Na arte, como na economia, e em todas as ordens possíveis deste momento do mundo, estamos MARCADOS, irreversivelmente, pelas fartas cicatrizes herdadas de uma cultura que nos diz que é preciso ganhar. Ganhamos o quê? Estamos, mais do que nunca, viciados e trancafiados em modelos insustentáveis e inflexíveis.

A pergunta, feita durante o “diálogo”, a me pedir ajuda para conquistar o público, ecoa e prolifera em dúvidas e mais dúvidas. Não tenho receitas ou soluções. Estamos todos no ápice da incerteza. Não posso compor uma obra que deseje de arte pensando em conquistar público: seria uma traição à arte e ao público. Estas coisas acontecem, e inúmeros sucessos de público acontecem “a posteriori”, antecedidos por rejeições radicais.
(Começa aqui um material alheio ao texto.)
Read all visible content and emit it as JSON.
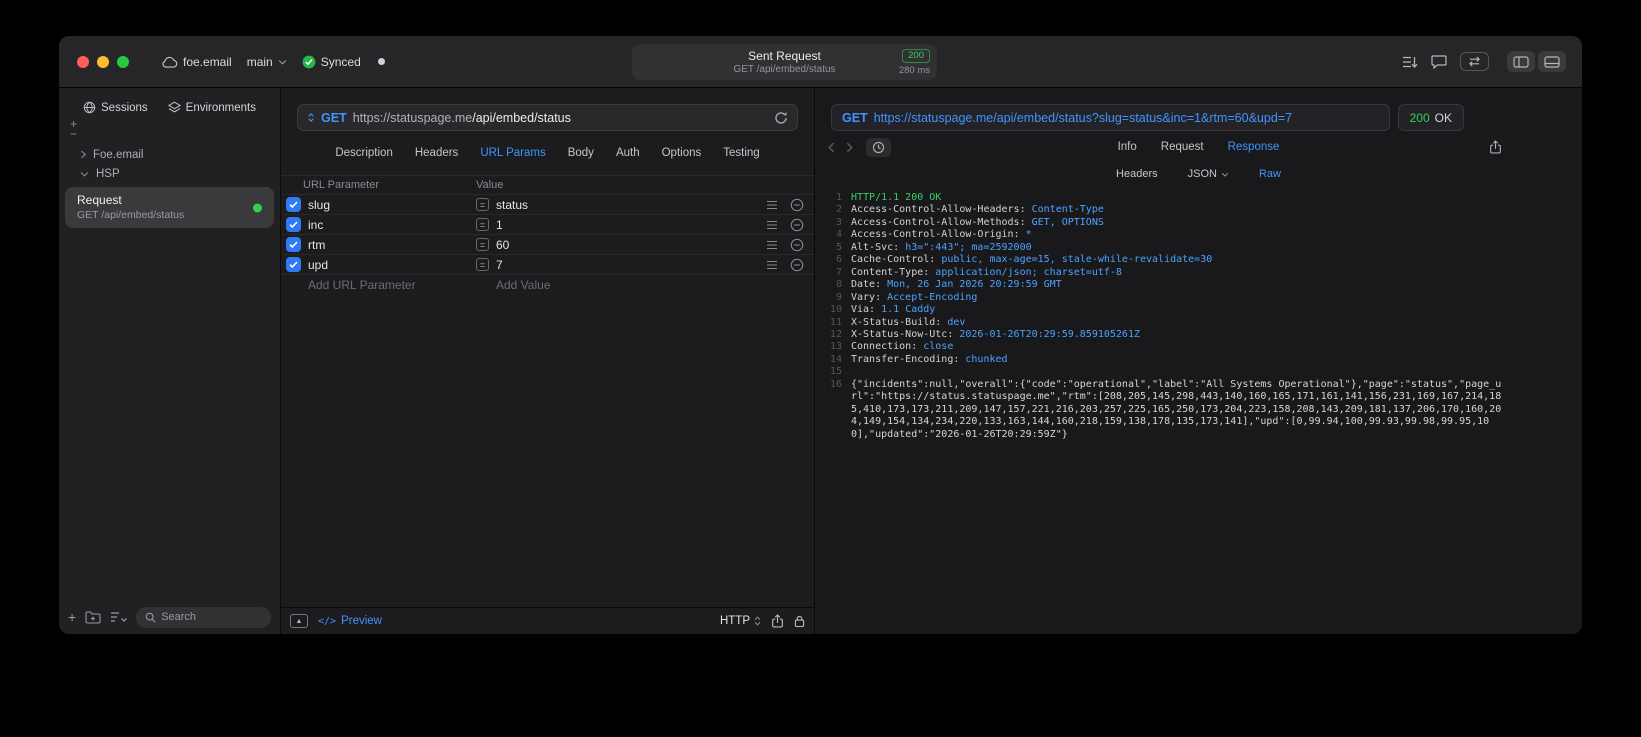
{
  "colors": {
    "accent_blue": "#4094ff",
    "success_green": "#30d158",
    "method_blue": "#4094ff"
  },
  "icons": {
    "equals_glyph": "=",
    "expand_glyph": "▲",
    "plus_glyph": "+",
    "minus_glyph": "−"
  },
  "titlebar": {
    "project": "foe.email",
    "branch": "main",
    "sync": "Synced",
    "title": "Sent Request",
    "subtitle": "GET /api/embed/status",
    "status_code": "200",
    "duration": "280 ms"
  },
  "sidebar": {
    "tabs": [
      {
        "label": "Sessions"
      },
      {
        "label": "Environments"
      }
    ],
    "tree": [
      {
        "label": "Foe.email"
      },
      {
        "label": "HSP"
      }
    ],
    "selected": {
      "title": "Request",
      "subtitle": "GET /api/embed/status"
    },
    "search_placeholder": "Search"
  },
  "request": {
    "method": "GET",
    "url_base": "https://statuspage.me",
    "url_path": "/api/embed/status",
    "tabs": [
      "Description",
      "Headers",
      "URL Params",
      "Body",
      "Auth",
      "Options",
      "Testing"
    ],
    "active_tab": "URL Params",
    "table": {
      "col_param": "URL Parameter",
      "col_value": "Value",
      "rows": [
        {
          "name": "slug",
          "value": "status",
          "enabled": true
        },
        {
          "name": "inc",
          "value": "1",
          "enabled": true
        },
        {
          "name": "rtm",
          "value": "60",
          "enabled": true
        },
        {
          "name": "upd",
          "value": "7",
          "enabled": true
        }
      ],
      "add_param": "Add URL Parameter",
      "add_value": "Add Value"
    },
    "footer": {
      "code_glyph": "</>",
      "preview": "Preview",
      "protocol": "HTTP"
    }
  },
  "response": {
    "method": "GET",
    "url": "https://statuspage.me/api/embed/status?slug=status&inc=1&rtm=60&upd=7",
    "status_code": "200",
    "status_text": "OK",
    "tabs": [
      "Info",
      "Request",
      "Response"
    ],
    "active_tab": "Response",
    "subtabs": [
      "Headers",
      "JSON",
      "Raw"
    ],
    "active_subtab": "Raw",
    "lines": [
      {
        "no": "1",
        "text": "HTTP/1.1 200 OK"
      },
      {
        "no": "2",
        "name": "Access-Control-Allow-Headers: ",
        "value": "Content-Type"
      },
      {
        "no": "3",
        "name": "Access-Control-Allow-Methods: ",
        "value": "GET, OPTIONS"
      },
      {
        "no": "4",
        "name": "Access-Control-Allow-Origin: ",
        "value": "*"
      },
      {
        "no": "5",
        "name": "Alt-Svc: ",
        "value": "h3=\":443\"; ma=2592000"
      },
      {
        "no": "6",
        "name": "Cache-Control: ",
        "value": "public, max-age=15, stale-while-revalidate=30"
      },
      {
        "no": "7",
        "name": "Content-Type: ",
        "value": "application/json; charset=utf-8"
      },
      {
        "no": "8",
        "name": "Date: ",
        "value": "Mon, 26 Jan 2026 20:29:59 GMT"
      },
      {
        "no": "9",
        "name": "Vary: ",
        "value": "Accept-Encoding"
      },
      {
        "no": "10",
        "name": "Via: ",
        "value": "1.1 Caddy"
      },
      {
        "no": "11",
        "name": "X-Status-Build: ",
        "value": "dev"
      },
      {
        "no": "12",
        "name": "X-Status-Now-Utc: ",
        "value": "2026-01-26T20:29:59.859105261Z"
      },
      {
        "no": "13",
        "name": "Connection: ",
        "value": "close"
      },
      {
        "no": "14",
        "name": "Transfer-Encoding: ",
        "value": "chunked"
      },
      {
        "no": "15"
      },
      {
        "no": "16",
        "body": "{\"incidents\":null,\"overall\":{\"code\":\"operational\",\"label\":\"All Systems Operational\"},\"page\":\"status\",\"page_url\":\"https://status.statuspage.me\",\"rtm\":[208,205,145,298,443,140,160,165,171,161,141,156,231,169,167,214,185,410,173,173,211,209,147,157,221,216,203,257,225,165,250,173,204,223,158,208,143,209,181,137,206,170,160,204,149,154,134,234,220,133,163,144,160,218,159,138,178,135,173,141],\"upd\":[0,99.94,100,99.93,99.98,99.95,100],\"updated\":\"2026-01-26T20:29:59Z\"}"
      }
    ]
  }
}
Creio, sim, que precisamos ter um afeto para com o mundo, paralelo à uma coragem gigantesca de nos expormos ao ridículo, ao fracasso, à resistência e ao risco de criar. Não só a dança, mas todas as coisas por nós feitas, andam com urgência de adeptos da criatividade e do risco, que tanto mais preciosos serão quando seus riscos significarem ganhos amplos, encantos compartilhados, lucros reaproveitáveis na ousadia do sonho de espaços, tempos, e riquezas compartilhadas.
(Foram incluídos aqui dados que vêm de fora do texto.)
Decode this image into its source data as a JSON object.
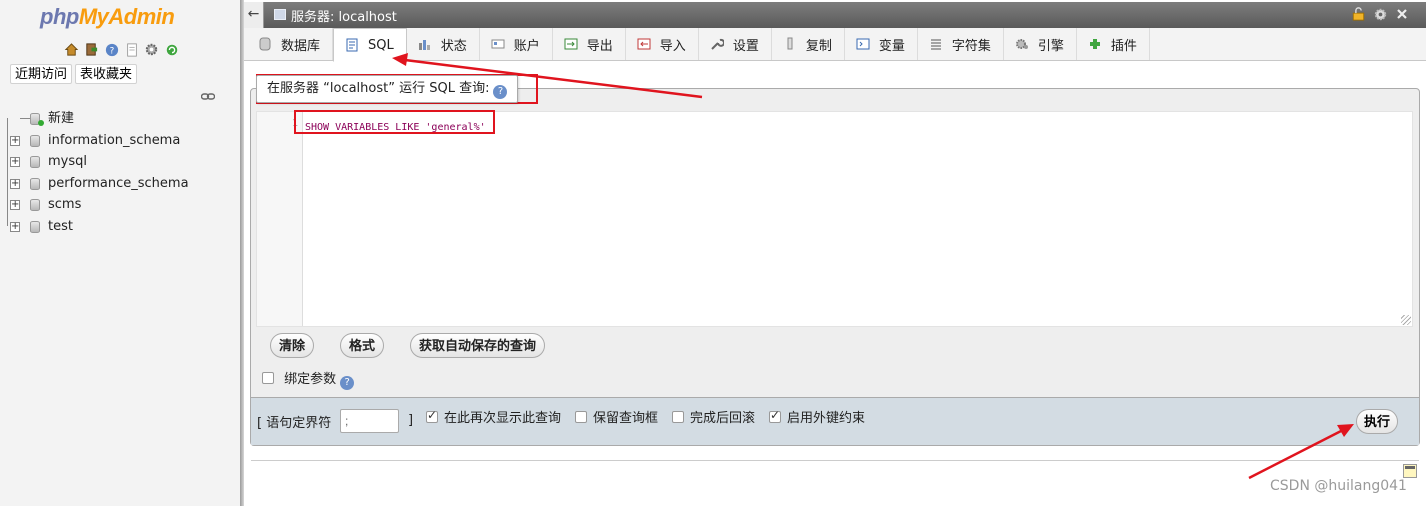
{
  "nav": {
    "logo_php": "php",
    "logo_myadmin": "MyAdmin",
    "icon_names": [
      "home-icon",
      "exit-icon",
      "help-icon",
      "docs-icon",
      "settings-icon",
      "reload-icon"
    ],
    "btn_recent": "近期访问",
    "btn_favorites": "表收藏夹",
    "tree": [
      {
        "label": "新建",
        "type": "new"
      },
      {
        "label": "information_schema",
        "type": "db"
      },
      {
        "label": "mysql",
        "type": "db"
      },
      {
        "label": "performance_schema",
        "type": "db"
      },
      {
        "label": "scms",
        "type": "db"
      },
      {
        "label": "test",
        "type": "db"
      }
    ]
  },
  "topbar": {
    "back_label": "←",
    "server_label": "服务器: localhost",
    "icon_names": [
      "lock-icon",
      "gear-icon",
      "close-icon"
    ]
  },
  "tabs": [
    {
      "label": "数据库",
      "icon": "database-icon",
      "active": false
    },
    {
      "label": "SQL",
      "icon": "sql-icon",
      "active": true
    },
    {
      "label": "状态",
      "icon": "status-icon",
      "active": false
    },
    {
      "label": "账户",
      "icon": "accounts-icon",
      "active": false
    },
    {
      "label": "导出",
      "icon": "export-icon",
      "active": false
    },
    {
      "label": "导入",
      "icon": "import-icon",
      "active": false
    },
    {
      "label": "设置",
      "icon": "wrench-icon",
      "active": false
    },
    {
      "label": "复制",
      "icon": "replication-icon",
      "active": false
    },
    {
      "label": "变量",
      "icon": "variables-icon",
      "active": false
    },
    {
      "label": "字符集",
      "icon": "charset-icon",
      "active": false
    },
    {
      "label": "引擎",
      "icon": "engine-icon",
      "active": false
    },
    {
      "label": "插件",
      "icon": "plugin-icon",
      "active": false
    }
  ],
  "sql_panel": {
    "legend": "在服务器 “localhost” 运行 SQL 查询:",
    "line_number": "1",
    "query": "SHOW VARIABLES LIKE 'general%'",
    "btn_clear": "清除",
    "btn_format": "格式",
    "btn_autosave": "获取自动保存的查询",
    "bind_params": "绑定参数",
    "bind_params_checked": false
  },
  "bottom": {
    "delimiter_label": "[ 语句定界符",
    "delimiter_value": ";",
    "delimiter_close": "]",
    "opt_show_again": "在此再次显示此查询",
    "opt_show_again_checked": true,
    "opt_keep_box": "保留查询框",
    "opt_keep_box_checked": false,
    "opt_rollback": "完成后回滚",
    "opt_rollback_checked": false,
    "opt_fk": "启用外键约束",
    "opt_fk_checked": true,
    "btn_go": "执行"
  },
  "watermark": "CSDN @huilang041",
  "colors": {
    "annotation_red": "#e0141e",
    "logo_blue": "#6c78af",
    "logo_orange": "#f89c0e",
    "query_text": "#8b0058"
  }
}
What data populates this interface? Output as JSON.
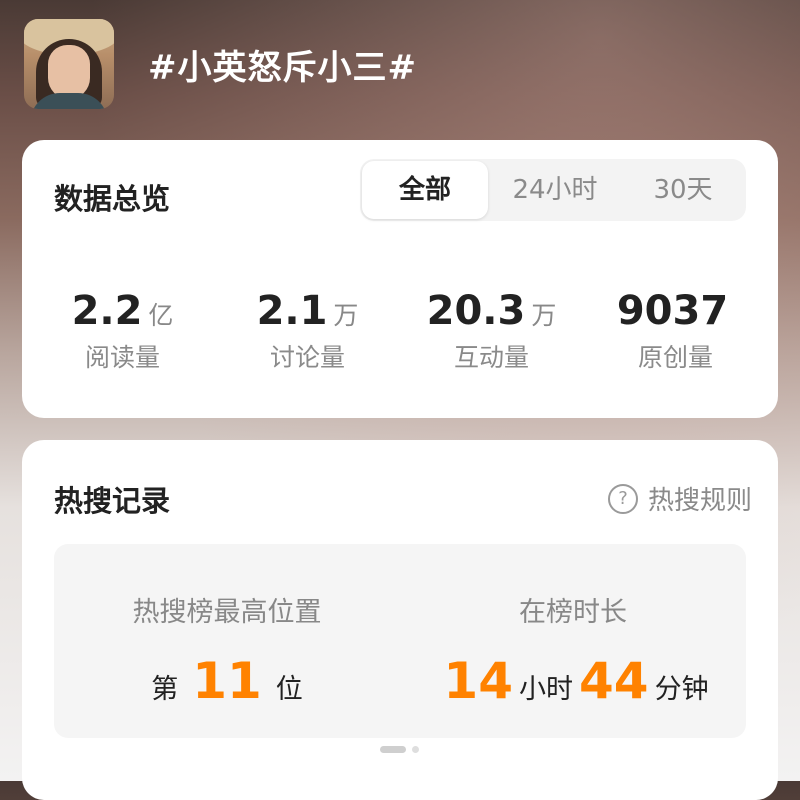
{
  "header": {
    "title": "#小英怒斥小三#"
  },
  "overview": {
    "title": "数据总览",
    "tabs": [
      "全部",
      "24小时",
      "30天"
    ],
    "stats": [
      {
        "value": "2.2",
        "unit": "亿",
        "label": "阅读量"
      },
      {
        "value": "2.1",
        "unit": "万",
        "label": "讨论量"
      },
      {
        "value": "20.3",
        "unit": "万",
        "label": "互动量"
      },
      {
        "value": "9037",
        "unit": "",
        "label": "原创量"
      }
    ]
  },
  "hot_search": {
    "title": "热搜记录",
    "rules_label": "热搜规则",
    "rules_icon": "?",
    "highest": {
      "label": "热搜榜最高位置",
      "prefix": "第",
      "value": "11",
      "suffix": "位"
    },
    "duration": {
      "label": "在榜时长",
      "hours": "14",
      "hours_unit": "小时",
      "minutes": "44",
      "minutes_unit": "分钟"
    },
    "page_index": 1,
    "page_count": 2
  },
  "colors": {
    "accent": "#ff8200",
    "card_bg": "#ffffff",
    "text_primary": "#222222",
    "text_secondary": "#888888"
  }
}
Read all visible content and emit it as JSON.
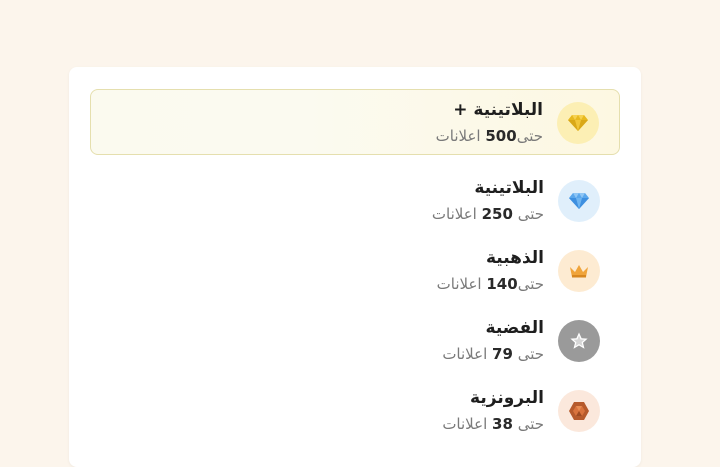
{
  "tiers": [
    {
      "name": "البلاتينية +",
      "prefix": "حتى",
      "count": "500",
      "suffix": "اعلانات",
      "icon": "gold-diamond-icon",
      "badge_bg": "#fcefb4",
      "icon_color": "#e7b91f",
      "selected": true
    },
    {
      "name": "البلاتينية",
      "prefix": "حتى",
      "count": "250",
      "suffix": "اعلانات",
      "icon": "blue-diamond-icon",
      "badge_bg": "#e0effb",
      "icon_color": "#5aa7ec",
      "selected": false
    },
    {
      "name": "الذهبية",
      "prefix": "حتى",
      "count": "140",
      "suffix": "اعلانات",
      "icon": "crown-icon",
      "badge_bg": "#fdebd2",
      "icon_color": "#f0a43a",
      "selected": false
    },
    {
      "name": "الفضية",
      "prefix": "حتى",
      "count": "79",
      "suffix": "اعلانات",
      "icon": "star-icon",
      "badge_bg": "#9a9a9a",
      "icon_color": "#ffffff",
      "selected": false
    },
    {
      "name": "البرونزية",
      "prefix": "حتى",
      "count": "38",
      "suffix": "اعلانات",
      "icon": "bronze-gem-icon",
      "badge_bg": "#fbe8dc",
      "icon_color": "#b65a2c",
      "selected": false
    }
  ]
}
Dialogar é preciso, em corpo inteiro e escancarado à ilimitada diversidade de referências, informações, ignorâncias, carências e mais tanto daquilo que nos constitui como raça tão adepta dos prós e arredia aos contras que sobre o “si mesmo” se abatem. O certo e o errado andam doentes, a auto-estima tem urgências de fazer-se outra estima, onde o outro é foco e pode, subitamente, confundir-se entre ele e eu. Conhecer, dialogar, abrir caminhos de comunicação, investigar sem esperar ganhar e como diria o velho Einstein, imaginar, que a imaginação é mais preciosa que o conhecimento, pois que abre portas e possibilidades.

Em meio às tantas burocracias, velharias cansadas de um sistema pouco criativo e desconfiado, iniciativas como esta, do SESC, merecem ser levadas a sério e à frente, revistas com cuidado e boa vontade, para que tenhamos muitos campos de diálogos possíveis, sonháveis e, naturalmente, realizáveis.

O assunto tornou-se largo, entornou para fora do privilegiado círculo da dança e seus adeptos. Melhor assim, mais chances nos restam de refletirmos sobre as possibilidades de termos nossa arte entre os vitais entornos que, por alguma fresta, venham a arejar os tantos sufocos de um tempo presente, com urgências já quase irremediáveis de algum movimento vital, produzido pela renovação de todo o ar.